RTP RiP? – Portugal’s TV market will lack diversity

The Portuguese government will sell the TV license of RTP 2. This information was published this Saturday by the Portuguese weekly “Expresso”.

According to the newspaper, there is little doubt, even within RTP, that this privatization process will take place.

The license will be sold in a tender that the government plans to launch later this year.

RTP historic ( (c) wikicommons)

Rádio e Televisão de Portugal, commonly known as RTP, is Portugal’s public service broadcasting organization. It operates four terrestrial television channels and three national radio channels. RTP is a state-owned corporation funded by television advertising revenues, government grants and a broadcasting contribution tax, which is incorporated in electricity bills. RTP’s first TV channel was established in 1956. 1968 saw the opening of a second television channel, RTP2. Two new regional channels were created in 1972, serving the Portuguese archipelagos of Madeira and Azores.

For those who are not familiar with the Portuguese TV landscape, the news of RTP 2’s closure is indeed somewhat of a scandal. Academics and filmmakers are horrified. As a filmmaker put it: “It’s the only channel where people can learn who Marilyn Monroe was”. RTP 2 is specialised in classical movies, documentaries, political debates and cultural programming.

According to “Expresso”, there will only be one public service TV channel from January 2013 onwwards and its programming will be very close to the existing one of RTP 1, thus not incorporating cultural programming. There has not been an official declaration to RTP from the Government yet. But sources say that the planning for the 2013 programming of RTP 2 is taking place at a minimal level and basically no content is being purchased or produced.

According to the news agency Lusa, the Boston Consulting Group will be responsible for the “strategic thinking of the public service media and for the strategic vision of the new RTP”.

For those who don’t have access to cable TV, this means a great loss of pluralism in the TV landscape. RTP 1 has changed its content in the past years, making it all too similiar of that of the private channels called TVi and SIC.

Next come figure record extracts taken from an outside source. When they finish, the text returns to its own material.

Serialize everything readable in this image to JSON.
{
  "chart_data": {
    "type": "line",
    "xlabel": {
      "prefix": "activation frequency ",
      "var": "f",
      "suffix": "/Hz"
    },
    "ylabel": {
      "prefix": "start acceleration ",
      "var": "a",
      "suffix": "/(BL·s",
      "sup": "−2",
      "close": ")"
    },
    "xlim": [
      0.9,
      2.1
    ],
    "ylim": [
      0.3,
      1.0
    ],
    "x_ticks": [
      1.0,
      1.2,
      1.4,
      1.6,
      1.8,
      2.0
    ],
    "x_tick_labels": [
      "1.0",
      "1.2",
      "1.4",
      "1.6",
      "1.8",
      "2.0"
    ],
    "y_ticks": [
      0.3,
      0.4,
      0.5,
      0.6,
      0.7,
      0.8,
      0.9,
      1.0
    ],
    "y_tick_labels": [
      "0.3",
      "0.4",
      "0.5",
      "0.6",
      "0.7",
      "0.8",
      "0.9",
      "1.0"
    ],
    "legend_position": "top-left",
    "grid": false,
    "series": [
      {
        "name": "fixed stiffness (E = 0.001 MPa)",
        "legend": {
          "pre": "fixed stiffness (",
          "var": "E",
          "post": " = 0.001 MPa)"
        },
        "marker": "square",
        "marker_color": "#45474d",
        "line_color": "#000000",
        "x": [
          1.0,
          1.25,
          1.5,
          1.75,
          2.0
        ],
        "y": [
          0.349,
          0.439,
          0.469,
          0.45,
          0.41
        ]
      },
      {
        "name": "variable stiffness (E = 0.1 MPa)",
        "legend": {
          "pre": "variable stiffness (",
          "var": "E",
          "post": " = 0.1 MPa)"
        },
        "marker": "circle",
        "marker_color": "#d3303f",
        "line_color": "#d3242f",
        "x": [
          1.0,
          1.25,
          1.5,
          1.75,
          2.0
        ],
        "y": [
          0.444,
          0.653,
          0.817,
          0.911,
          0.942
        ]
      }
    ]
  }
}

All of the three feature mainly game shows, reality shows, soap operas and Hollywood blockbusters. This is surely not the pluralistic access to relevant information for an electorate in a democratic country of the European Union one can wish for. Let’s be optimistic that “Expresso” was wrong in saying that the new RTP 1 will remain very similar to the current one and let’s hope to see at leat some of the political and cultural programming in the new channel.